While fielding, Amla suffered a grade one groin strain. These types of injuries take anything from three to seven days to heal. The Proteas are unlikely to risk their best batsman, so Colin Ingram will most likely return to the top of the order. The alternative is to opt for the inexperience of Quinton de Kock. While he might not be quite ready for the big time, De Kock and fellow opener Alviro Petersen know each other from their domestic teams. The pair could prove to be a fruitful partnership. The risk is high, but the reward could be even higher.

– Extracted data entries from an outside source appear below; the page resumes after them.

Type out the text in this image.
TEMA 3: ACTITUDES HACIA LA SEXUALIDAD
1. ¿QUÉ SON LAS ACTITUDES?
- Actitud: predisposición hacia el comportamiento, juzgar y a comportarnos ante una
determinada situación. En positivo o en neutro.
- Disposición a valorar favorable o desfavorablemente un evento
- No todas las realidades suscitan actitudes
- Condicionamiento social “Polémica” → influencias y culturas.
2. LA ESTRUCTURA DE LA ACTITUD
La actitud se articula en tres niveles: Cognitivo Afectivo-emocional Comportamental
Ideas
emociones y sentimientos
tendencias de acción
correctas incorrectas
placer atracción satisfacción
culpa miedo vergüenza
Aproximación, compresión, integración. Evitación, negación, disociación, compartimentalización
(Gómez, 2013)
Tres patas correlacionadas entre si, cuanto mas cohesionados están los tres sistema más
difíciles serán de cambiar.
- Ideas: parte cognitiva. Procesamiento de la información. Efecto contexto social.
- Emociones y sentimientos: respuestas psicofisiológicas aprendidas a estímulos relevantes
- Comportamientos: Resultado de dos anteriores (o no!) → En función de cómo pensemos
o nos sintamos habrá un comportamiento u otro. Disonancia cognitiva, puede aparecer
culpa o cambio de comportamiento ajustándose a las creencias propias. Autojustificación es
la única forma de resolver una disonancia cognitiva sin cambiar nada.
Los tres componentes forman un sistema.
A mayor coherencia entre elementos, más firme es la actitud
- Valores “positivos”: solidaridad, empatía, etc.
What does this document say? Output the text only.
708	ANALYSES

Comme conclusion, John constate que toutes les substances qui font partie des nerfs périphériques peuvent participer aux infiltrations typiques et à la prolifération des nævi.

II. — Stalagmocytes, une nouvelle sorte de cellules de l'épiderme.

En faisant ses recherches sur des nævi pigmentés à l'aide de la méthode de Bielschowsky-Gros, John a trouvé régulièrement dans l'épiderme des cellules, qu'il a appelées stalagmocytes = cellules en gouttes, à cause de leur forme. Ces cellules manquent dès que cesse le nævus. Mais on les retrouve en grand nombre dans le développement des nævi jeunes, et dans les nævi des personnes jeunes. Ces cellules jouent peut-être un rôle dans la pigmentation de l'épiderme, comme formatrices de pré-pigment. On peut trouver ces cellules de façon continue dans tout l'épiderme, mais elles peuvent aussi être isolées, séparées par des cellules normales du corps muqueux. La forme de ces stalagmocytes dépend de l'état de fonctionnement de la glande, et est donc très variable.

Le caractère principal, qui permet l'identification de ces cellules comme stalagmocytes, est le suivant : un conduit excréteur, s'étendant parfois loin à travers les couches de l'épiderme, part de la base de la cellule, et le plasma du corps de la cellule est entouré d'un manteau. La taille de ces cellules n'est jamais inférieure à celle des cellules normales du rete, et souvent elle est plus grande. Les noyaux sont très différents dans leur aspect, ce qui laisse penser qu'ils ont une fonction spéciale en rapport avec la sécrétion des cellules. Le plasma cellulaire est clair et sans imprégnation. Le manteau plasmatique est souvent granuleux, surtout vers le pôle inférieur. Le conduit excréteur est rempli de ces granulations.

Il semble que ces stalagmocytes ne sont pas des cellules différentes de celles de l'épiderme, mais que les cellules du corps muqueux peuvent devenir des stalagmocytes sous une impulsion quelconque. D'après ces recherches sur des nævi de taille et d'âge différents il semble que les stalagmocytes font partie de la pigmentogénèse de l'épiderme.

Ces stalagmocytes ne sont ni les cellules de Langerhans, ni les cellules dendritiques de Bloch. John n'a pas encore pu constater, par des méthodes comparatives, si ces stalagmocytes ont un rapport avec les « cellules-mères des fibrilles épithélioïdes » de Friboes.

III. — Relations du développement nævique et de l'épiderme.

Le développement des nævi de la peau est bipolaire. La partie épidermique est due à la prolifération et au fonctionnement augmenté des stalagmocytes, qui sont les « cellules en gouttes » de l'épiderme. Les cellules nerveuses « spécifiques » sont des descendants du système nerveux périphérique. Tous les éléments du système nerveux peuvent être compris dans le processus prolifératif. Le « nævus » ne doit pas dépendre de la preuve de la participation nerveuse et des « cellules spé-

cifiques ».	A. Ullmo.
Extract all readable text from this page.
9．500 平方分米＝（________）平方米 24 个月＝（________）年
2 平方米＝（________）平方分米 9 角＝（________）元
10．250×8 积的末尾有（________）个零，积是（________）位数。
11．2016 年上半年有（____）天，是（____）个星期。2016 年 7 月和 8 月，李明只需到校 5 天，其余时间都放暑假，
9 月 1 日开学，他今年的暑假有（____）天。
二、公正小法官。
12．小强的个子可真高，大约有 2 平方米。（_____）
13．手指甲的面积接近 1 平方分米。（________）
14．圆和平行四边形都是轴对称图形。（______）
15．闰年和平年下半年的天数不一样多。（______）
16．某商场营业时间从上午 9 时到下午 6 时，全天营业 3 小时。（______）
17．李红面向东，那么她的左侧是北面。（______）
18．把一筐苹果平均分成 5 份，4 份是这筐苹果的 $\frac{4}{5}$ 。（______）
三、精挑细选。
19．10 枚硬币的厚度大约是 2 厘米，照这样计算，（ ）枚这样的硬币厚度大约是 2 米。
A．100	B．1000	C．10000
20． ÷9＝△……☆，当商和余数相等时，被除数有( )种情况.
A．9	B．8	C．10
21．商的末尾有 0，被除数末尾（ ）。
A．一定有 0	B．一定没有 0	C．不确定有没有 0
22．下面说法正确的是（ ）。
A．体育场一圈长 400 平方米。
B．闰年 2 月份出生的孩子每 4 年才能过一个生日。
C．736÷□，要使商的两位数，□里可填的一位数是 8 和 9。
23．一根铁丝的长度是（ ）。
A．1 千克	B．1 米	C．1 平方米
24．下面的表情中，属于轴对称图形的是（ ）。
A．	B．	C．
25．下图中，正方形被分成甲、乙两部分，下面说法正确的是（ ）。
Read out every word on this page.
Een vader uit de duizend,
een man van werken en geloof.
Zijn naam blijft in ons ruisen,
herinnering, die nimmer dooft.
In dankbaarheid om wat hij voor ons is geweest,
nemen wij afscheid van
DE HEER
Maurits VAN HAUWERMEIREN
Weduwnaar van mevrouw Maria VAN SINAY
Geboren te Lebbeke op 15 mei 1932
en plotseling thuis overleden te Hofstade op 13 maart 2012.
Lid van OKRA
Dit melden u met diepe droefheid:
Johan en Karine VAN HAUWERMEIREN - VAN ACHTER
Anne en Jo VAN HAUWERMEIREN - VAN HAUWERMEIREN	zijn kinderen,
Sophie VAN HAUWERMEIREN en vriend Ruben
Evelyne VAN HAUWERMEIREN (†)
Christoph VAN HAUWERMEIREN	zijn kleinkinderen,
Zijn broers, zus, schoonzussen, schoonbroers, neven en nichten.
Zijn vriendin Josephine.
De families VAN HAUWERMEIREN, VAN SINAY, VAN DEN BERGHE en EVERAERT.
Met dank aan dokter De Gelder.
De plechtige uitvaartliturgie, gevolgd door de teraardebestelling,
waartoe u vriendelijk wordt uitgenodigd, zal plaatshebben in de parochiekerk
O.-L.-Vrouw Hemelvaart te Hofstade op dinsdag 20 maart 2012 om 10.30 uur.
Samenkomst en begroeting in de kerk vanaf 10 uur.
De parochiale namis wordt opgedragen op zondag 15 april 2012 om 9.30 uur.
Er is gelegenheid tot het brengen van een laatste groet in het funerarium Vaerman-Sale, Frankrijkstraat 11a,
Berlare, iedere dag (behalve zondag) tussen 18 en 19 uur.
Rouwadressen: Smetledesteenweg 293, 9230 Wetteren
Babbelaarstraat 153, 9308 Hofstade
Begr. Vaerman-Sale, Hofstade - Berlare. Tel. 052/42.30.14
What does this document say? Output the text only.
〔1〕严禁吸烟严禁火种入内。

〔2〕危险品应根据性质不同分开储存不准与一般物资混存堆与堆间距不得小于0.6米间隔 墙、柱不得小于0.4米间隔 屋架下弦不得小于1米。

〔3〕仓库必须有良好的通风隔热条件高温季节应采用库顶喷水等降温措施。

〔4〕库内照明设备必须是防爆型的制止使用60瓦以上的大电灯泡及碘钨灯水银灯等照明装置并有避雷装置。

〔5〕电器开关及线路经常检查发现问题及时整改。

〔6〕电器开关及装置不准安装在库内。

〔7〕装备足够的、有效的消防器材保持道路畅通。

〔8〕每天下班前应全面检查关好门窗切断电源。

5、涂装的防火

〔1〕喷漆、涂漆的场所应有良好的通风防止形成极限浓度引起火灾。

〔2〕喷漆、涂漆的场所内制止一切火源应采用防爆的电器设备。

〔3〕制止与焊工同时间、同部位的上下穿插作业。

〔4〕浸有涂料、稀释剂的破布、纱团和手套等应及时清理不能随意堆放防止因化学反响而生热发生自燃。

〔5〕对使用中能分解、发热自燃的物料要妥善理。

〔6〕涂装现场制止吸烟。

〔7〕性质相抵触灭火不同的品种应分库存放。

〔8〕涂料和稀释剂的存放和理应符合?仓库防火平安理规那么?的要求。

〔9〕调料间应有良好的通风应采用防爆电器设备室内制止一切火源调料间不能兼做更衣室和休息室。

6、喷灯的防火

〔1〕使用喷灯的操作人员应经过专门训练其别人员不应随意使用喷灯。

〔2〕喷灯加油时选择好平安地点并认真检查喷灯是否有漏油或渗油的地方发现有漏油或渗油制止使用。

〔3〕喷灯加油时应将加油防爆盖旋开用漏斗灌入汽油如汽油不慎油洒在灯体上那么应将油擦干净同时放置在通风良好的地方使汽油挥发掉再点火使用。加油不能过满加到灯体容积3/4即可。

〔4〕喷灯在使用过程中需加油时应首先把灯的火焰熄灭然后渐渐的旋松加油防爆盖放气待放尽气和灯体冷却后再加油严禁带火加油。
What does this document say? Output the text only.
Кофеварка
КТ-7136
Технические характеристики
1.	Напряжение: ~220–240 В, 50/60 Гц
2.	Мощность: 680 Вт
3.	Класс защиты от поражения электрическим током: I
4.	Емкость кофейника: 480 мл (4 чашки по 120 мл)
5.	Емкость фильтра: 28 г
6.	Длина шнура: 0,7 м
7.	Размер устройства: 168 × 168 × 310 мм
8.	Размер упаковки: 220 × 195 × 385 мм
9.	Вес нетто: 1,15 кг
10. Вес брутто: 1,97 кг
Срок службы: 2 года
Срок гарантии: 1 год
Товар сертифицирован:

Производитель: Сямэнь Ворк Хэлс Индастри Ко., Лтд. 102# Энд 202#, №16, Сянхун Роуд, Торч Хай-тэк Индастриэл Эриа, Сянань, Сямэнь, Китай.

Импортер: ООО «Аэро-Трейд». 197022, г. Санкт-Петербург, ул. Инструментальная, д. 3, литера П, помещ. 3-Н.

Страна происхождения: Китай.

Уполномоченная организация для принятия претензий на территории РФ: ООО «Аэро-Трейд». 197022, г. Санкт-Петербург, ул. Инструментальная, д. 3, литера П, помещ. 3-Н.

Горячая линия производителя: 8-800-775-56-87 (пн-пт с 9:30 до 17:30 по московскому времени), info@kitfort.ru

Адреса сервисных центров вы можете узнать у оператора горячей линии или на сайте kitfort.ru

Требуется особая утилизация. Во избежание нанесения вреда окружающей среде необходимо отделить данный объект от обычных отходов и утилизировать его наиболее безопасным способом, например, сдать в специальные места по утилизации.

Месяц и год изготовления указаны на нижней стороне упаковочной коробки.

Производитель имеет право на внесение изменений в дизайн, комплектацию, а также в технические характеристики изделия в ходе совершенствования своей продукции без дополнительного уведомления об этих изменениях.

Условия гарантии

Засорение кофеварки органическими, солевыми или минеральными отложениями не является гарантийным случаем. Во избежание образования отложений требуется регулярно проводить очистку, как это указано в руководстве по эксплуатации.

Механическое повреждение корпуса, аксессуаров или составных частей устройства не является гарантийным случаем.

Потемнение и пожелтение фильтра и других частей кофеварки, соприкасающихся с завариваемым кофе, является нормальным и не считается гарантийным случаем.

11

It's a venue shift for the next match, with the sides scheduled to square off in Kandy. South Africa have played just one ODI there, or at least, they tried to. The only game played there in 1993 was rained off. If Proteas fans are hoping to clutch at straws, at least they managed to win the Test they played there in 2003.

Sri Lanka last played an ODI there in 2001 against the West Indies, winning comfortably by 41 runs. It's not a venue that is used very often for ODIs, with Sri Lanka only playing five one-dayers there since the 1980s. They've won all but onethe first game ever played at the ground. The hosts went down to Pakistan by eight wickets in that clash.

Abraham Benjamin de Villiers admitted that his troops weren't good enough in the second game, albeit showing signs of improvement. 

The bowlers in particular looked far more cohesive, but the batsmen still struggled. Getting the batting to click will be the greatest challenge for the Proteas. Sri Lanka's bowlers have been good and precise, for the most part. South Africa, though, have looked far too spooked by far too many average balls.

If South Africa can finally get to click as a unit, they might just edge a win. However, Sri Lanka are favourites. The reasonably unfamiliar conditions to both sides levels the playing field a little bit more, though. 

Some rain is forecast, but it shouldn't be significant enough for there to be no result.